Я тупо смотрю на несколько пустых мест.

— А как же вот эти?

— А эти не работают. Ничем не могу помочь.

— А скоро будут свободные места? Может быть, кто-то сейчас заканчивает?

— Нет, тут у нас все надолго. В интернете сейчас никого, все играют — это до конца рабочего дня.

— А во сколько вы заканчиваете?

— В десять.

А сейчас восемь.

— Скажите, а у вас рядом тут есть еще где-нибудь интернет-салон?

— Вроде нет. На Ордынке был, но там сейчас ремонт.

— А больше нигде?

— На «Новокузнецкой» есть. Ну и в центре. В Камергерском есть, на «Охотном ряду».

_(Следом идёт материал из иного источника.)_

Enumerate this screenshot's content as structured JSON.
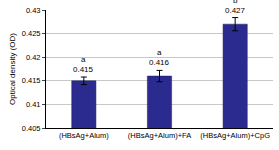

При упоминании о Камергерском у меня, что называется, сводит скулы. Не хочу я туда. Я собралась с духом, чтобы сюда прийти — и нырять в иную воду сил нет, для этого пришлось бы собираться с духом заново. Нет, если я сейчас уйду — никакого интернета, никакого ящика, никакого письма, по крайней мере сегодня. Если я сейчас уйду, то я должна буду искать тот самый кабак, о котором я думала по дороге. А до кабака я пока не дозрела. И, как недавно в церкви, я вдруг без особой надежды на успех иду на приступ.

— Простите, мне очень нужно почту… Я в этом не разбираюсь, к сожалению, и не знаю, где эти салоны — вот ваш знаю, так получилось. Поздно уже, я боюсь, что ничего не найду, а пока буду искать, там закроются тоже все. Может, все-таки найдется машина? Я подожду.

— Нет, девушка. Я же не могу людей сгонять — они уже заплатили.

— А на вашем нельзя?

— Так на своем я сам сижу, он не для клиентов!

— Но вы же сейчас читаете…

Это такая наглость — я никогда бы в жизни не подумала, что способна на такую чудовищную наглость.

— Вы серьезно?

— Очень серьезно. Тем более что мне все равно придется у вас помощи попросить. Понимаете, мне срочно нужно завести почту. А я не знаю, как это делается. У меня вся надежда на вас, правда.

— Ясно. И на каком сайте вы хотите почту?

— Я не знаю.

— Есть «yandex», есть «rambler», есть «mail.ru».

— А на каком лучше?

— На «mail» лучше не надо, его слишком часто глючит, и спама много.

— Глючит?

— Ну, ошибки он выдает.

— Тогда как вы сказали?..

— Давайте на «ramblere» вам заведу.

Он садится за стол и начинает щелкать мышкой.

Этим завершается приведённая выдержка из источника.